Mesmo achando que não seria capaz,
eu cresci. Eu saí por aí e conheci pessoas que jamais pensava serem reais.
Pessoas que me levaram a lugares que eu não acreditava que pudessem existir. E
juntos criamos histórias que eu nunca sonhei em poder escrever um dia. As
ironias da minha vida nunca param, e até quando eu sofro com elas ainda sou
capaz de captar a mensagem subliminar que existe ali e sorrir por alguns
segundos. Porque me faz pensar que seria interessante escrever sobre aquilo, e
descobrir que mais alguém se sentia da mesma maneira é um bônus deveras
gratificante.
Eu acredito que cativei algumas
pessoas ao longo da minha jornada. Definitivamente, mais pessoas do que eu
esperava encontrar. Logo eu, que criava tantas expectativas para o amanhã, não
imaginava que às vezes ele podia ser tão duradouro, e que às vezes podia vir
rápido demais. Quando eu olho no espelho e vejo a barba por fazer, o que eu
realmente enxergo são enxertos que a vida criou em meu rosto a medida que eu a
ultrapassei, obstáculo por obstáculo, desilusão por desilusão, até finalmente
voltar ao espelho do banheiro e me pegar suspirando, pensando “Meu Deus... Como eu cheguei até aqui?”.

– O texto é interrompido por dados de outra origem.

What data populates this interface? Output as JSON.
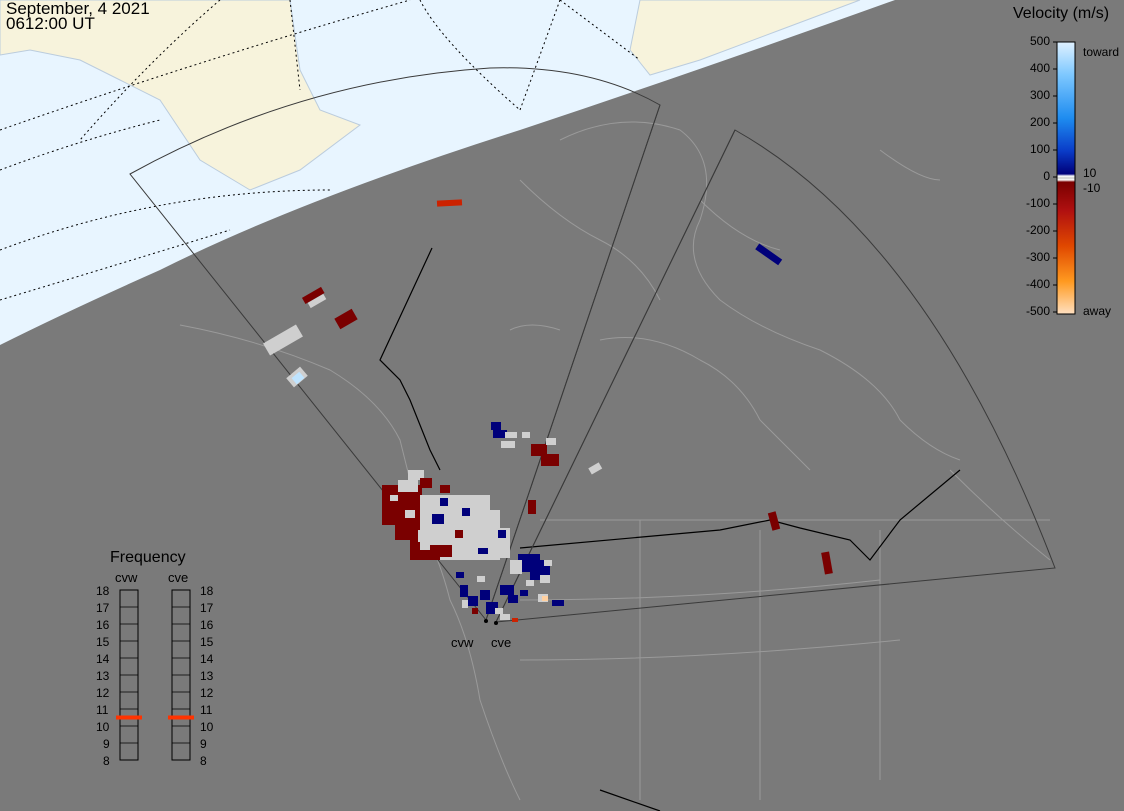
{
  "header": {
    "date": "September, 4 2021",
    "time": "0612:00 UT"
  },
  "colorbar": {
    "title": "Velocity (m/s)",
    "ticks": [
      "500",
      "400",
      "300",
      "200",
      "100",
      "0",
      "-100",
      "-200",
      "-300",
      "-400",
      "-500"
    ],
    "extra_ticks": [
      "10",
      "-10"
    ],
    "toward_label": "toward",
    "away_label": "away",
    "colors": {
      "toward_high": "#dff1ff",
      "toward_mid": "#1e8cf0",
      "toward_low": "#00007a",
      "away_low": "#800000",
      "away_mid": "#e06000",
      "away_high": "#ffe0c0",
      "ground_scatter": "#cfcfcf"
    }
  },
  "frequency_panel": {
    "title": "Frequency",
    "radars": [
      {
        "name": "cvw",
        "frequency_mhz": 10.5
      },
      {
        "name": "cve",
        "frequency_mhz": 10.5
      }
    ],
    "scale": [
      "18",
      "17",
      "16",
      "15",
      "14",
      "13",
      "12",
      "11",
      "10",
      "9",
      "8"
    ],
    "marker_color": "#ff3300"
  },
  "map": {
    "radar_sites": [
      "cvw",
      "cve"
    ],
    "land_color": "#f5f2dc",
    "daylight_color": "#e8f5ff",
    "night_color": "#7a7a7a"
  }
}
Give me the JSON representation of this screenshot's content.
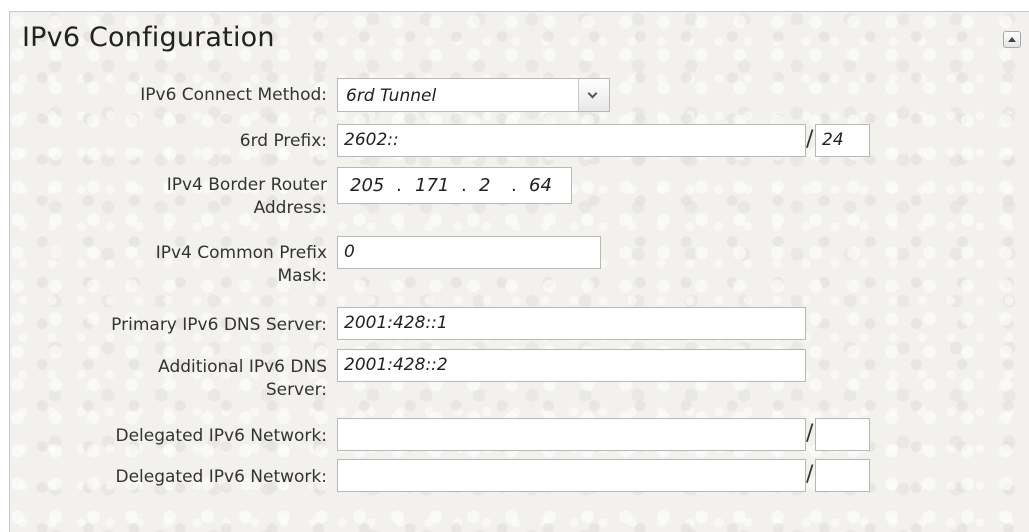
{
  "section": {
    "title": "IPv6 Configuration"
  },
  "icons": {
    "collapse": "collapse-up-icon",
    "dropdown": "chevron-down-icon"
  },
  "fields": {
    "connect_method": {
      "label": "IPv6 Connect Method:",
      "value": "6rd Tunnel"
    },
    "sixrd_prefix": {
      "label": "6rd Prefix:",
      "value": "2602::",
      "separator": "/",
      "length": "24"
    },
    "border_router": {
      "label_line1": "IPv4 Border Router",
      "label_line2": "Address:",
      "octets": [
        "205",
        "171",
        "2",
        "64"
      ],
      "dot": "."
    },
    "common_prefix_mask": {
      "label_line1": "IPv4 Common Prefix",
      "label_line2": "Mask:",
      "value": "0"
    },
    "primary_dns": {
      "label": "Primary IPv6 DNS Server:",
      "value": "2001:428::1"
    },
    "additional_dns": {
      "label_line1": "Additional IPv6 DNS",
      "label_line2": "Server:",
      "value": "2001:428::2"
    },
    "delegated_1": {
      "label": "Delegated IPv6 Network:",
      "value": "",
      "separator": "/",
      "length": ""
    },
    "delegated_2": {
      "label": "Delegated IPv6 Network:",
      "value": "",
      "separator": "/",
      "length": ""
    }
  }
}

É a mesma sensação que me levanta de manhã, e que antes mesmo que eu coloque
meus pés de volta no chão, me faz parar e dizer, “Ok... Lá vamos nós de novo.”
A medida em que eu me afundei cada
vez mais em mim, cavando meu caminho dentro da neurose angustiante e alucinante
que compõe o meu ser a cada texto melancólico que escrevi durante os últimos
quatro anos, eu descobri que o universo que existe dentro de mim pode ser tão colossal
quando aquele que me acolhe do lado de fora. A diferença é que do lado de fora
temos o sol e as estrelas, que deixam tudo mais bonito independente se está
claro ou escuro. Dentro de mim costuma ser sempre escuro, salvo alguns insights
que criam claridade o suficiente para que eu mesmo não me engula por completo e
termine de desperdiçar todo esse potencial ambulante que eu carrego embrulhado
comigo há (quase) 22 anos, ainda sem saber o que fazer com ele.
Não só eu
descobri muito mais sobre mim do que era possível enxergar através da barba no
espelho, eu descobri as pessoas, o mundo ao meu redor e exatamente o que eu
esperava disso tudo.
Talvez não tenha chego a nenhuma
resposta concreta ainda, mas ao menos consegui identificar alguns desgostos e
medos. Aprendi que alguns lugares não me deixam confortável, que algumas
pessoas não foram feitas para mim e que, se tudo mais falhar, eu só gostaria de
não estar sozinho. Eu costumava escrever sobre o amor de uma maneira muito mais
singela e romântica do que eu sou capaz de vivenciar hoje. Porque eu aprendi
bastante, sofri demais, beijei um bocado e descobri que talvez o amor não seja
tudo aquilo que eu sonhava. Talvez seja até mais do que eu esperava, ou talvez
simplesmente não exista. Eu não sei. Eu costumava dizer que esta desilusão
natural era produto do nosso desencontro constante. Eu não a conheci ainda, era
a desculpa. Quem sabe eu a tenha conhecido sim, mas não fui com a sua cara.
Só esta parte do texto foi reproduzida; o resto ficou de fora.